Ada banyak faktor yang menyebabkan terjadinya perceraian. 

Pertama, kesulitan ekonomi. Di tengah rapuhnya bangunan keluarga, biaya hidup yang tinggi dan sulitnya suami mencari pekerjaan bisa menjadi pemicu para istri menggugat cerai. 


Kedua, pasangan yang menikah tidak memiliki visi misi pernikahan yang jelas. Hal ini biasanya terjadi pada pasangan muda yang menikah karena MBA (married by accident). Akibatnya, mereka tidak atau belum memahami hakikat pernikahan itu apa, hak dan kewajiban suami istri, bagaimana manajemen keluarga yang baik, dll. Selain pada pasangan muda, minimnya visi misi pernikahan juga bisa terjadi terhadap pasangan dewasa ketika orientasi pernikahannya hanya sekadar materi dan mengejar kesenangan sesaat. Maka, ketika terjadi persoalan kecil dalam rumah tangga, begitu cepat memutuskan bercerai.


Ketiga, penerapan aturan yang sekuler-kapitalistik. Tak dimungkiri, bahwa penerapan sistem kehidupan sekuler-kapitalis yang memisahkan urusan agama dengan kehidupan memberi andil besar pada kehidupan masyarakat termasuk dalam menjaga keutuhan keluarga.


Sulitnya ekonomi, adalah salah satu dampak penerapan sistem tersebut. Dimana proyek-proyek negara hanya fokus pada kepentingan pengusaha sementara rakyat harus berjuang sendirian untuk bertahan hidup dalam remahan penghasilan yang tak seberapa. Faktor ekonomi itulah yang tak jarang memunculkan kekerasan dalam rumah tangga dan gugat cerai oleh istri. 


Selain ekonomi, sistem sekuler juga menyebabkan terjadinya pergaulan bebas. Akibatnya, perselingkuhan marak sehingga menyebabkan retaknya rumah tangga yang berujung pada perceraian.

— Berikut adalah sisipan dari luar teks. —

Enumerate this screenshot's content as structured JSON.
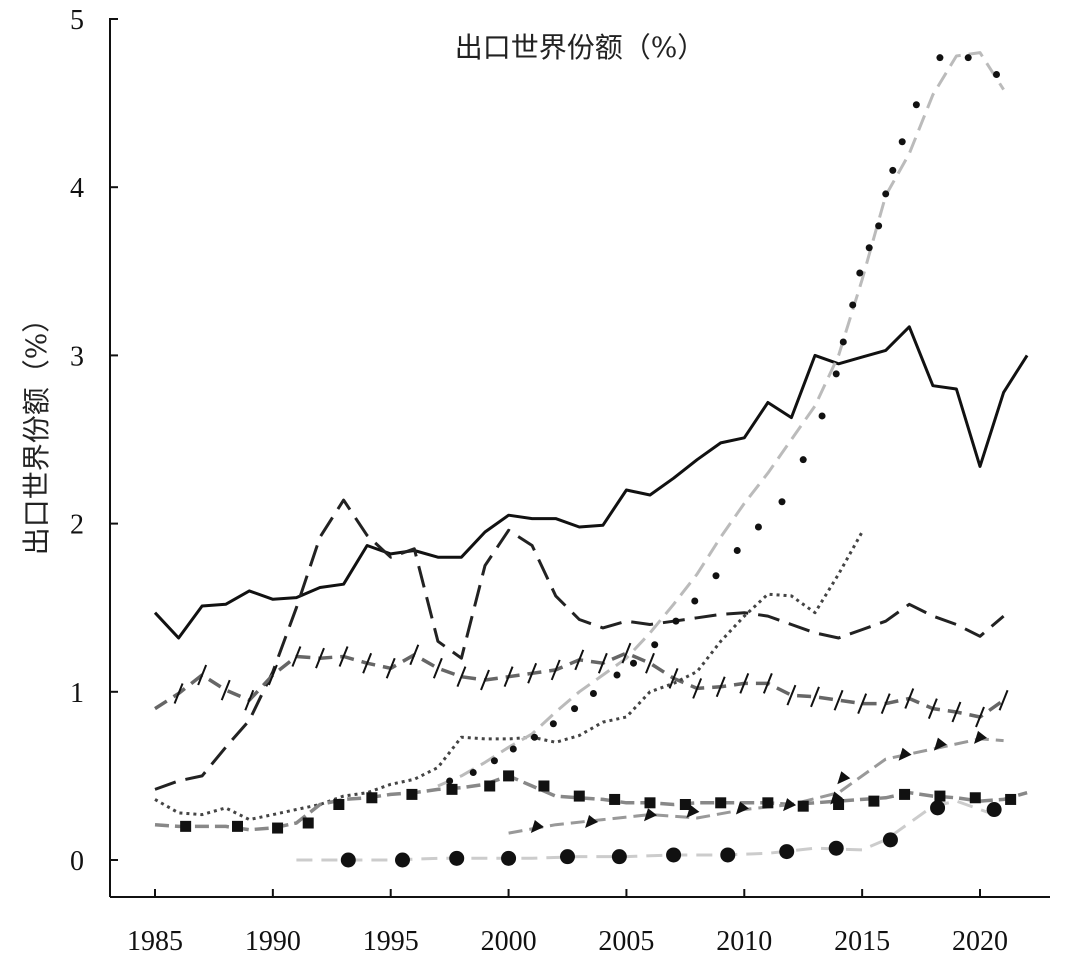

Dari beberapa penyebab perceraian di atas, maka kita dapat menyimpulkan bahwa tingginya angka perceraian sejatinya bukan semata faktor individu tetapi juga ada andil negara. Maka, untuk menyelesaikan maraknya perceraian butuh solusi yang tepat yaitu kehadiran negara dalam mengurusi urusan rakyat termasuk dalam hal menjaga ketahanan keluarga rakyatnya.


Negara bertanggung jawab memberikan kesejahteraan kepada seluruh rakyat sehingga kehidupan mereka menjadi tenang dan tenteram. Para suami mudah mendapat pekerjaan sehingga bisa melaksanakan tanggung jawabnya memberi nafkah dengan layak kepada keluarga. Selain itu negara juga berkewajiban memberikan edukasi dan pemahaman terkait visi misi pernikahan, hak dan kewajiban suami istri, menjaga pergaulan antara laki-laki dan perempuan sehingga potensi perselingkuhan tidak terjadi lagi.


Pengaturan seperti itulah yang digambarkan dalam Islam. Negara dalam sistem Islam memberikan jaminan terpenuhinya kebutuhan dasar seluruh rakyat meliputi sandang, pangan, papan, pendidikan, kesehatan, dan keamanan. Selain itu, syariat Islam juga mengatur dengan detil terkait interaksi laki-laki dan perempuan dalam kehidupan umum. Dalam hal ini, negara hadir dengan memberikan edukasi, pemahaman, dan sanksi bagi warganya yang melanggar. Dengan demikian, celah perselingkuhan bisa diminimalisir dan angka perceraian pun bisa ditekan bahkan mungkin tidak terjadi.


Sungguh, Islam datang sejatinya sebagai petunjuk bagi umat manusia. Penerapan aturannya akan membawa keberkahan karena Islam berasal dari Allah Penciptanya manusia. Pemimpin dalam Islam adalah orang-orang pilihan yang teguh memegang amanah karena mereka akan bertanggung jawab langsung di hadapan Allah Swt. kelak bukan sekadar di hadapan manusia. Sebagaimana disebutkan dalam hadits Rasulullah saw., bahwa "Imam adalah raa’in (pengurus rakyat) dan ia bertanggung jawab atas pengurusan rakyatnya.” (HR. Bukhari).


Oleh karenanya, jika pada faktanya sistem sekuler yang ada saat ini tidak mampu mencegah terjadinya perceraian bahkan justru memberi peluang pada pasangan untuk bercerai, mengapa kita tidak beralih pada sistem Islam yang memberikan gambaran jelas pengaturan urusan rakyat termasuk dalam hal mencegah terjadinya perceraian?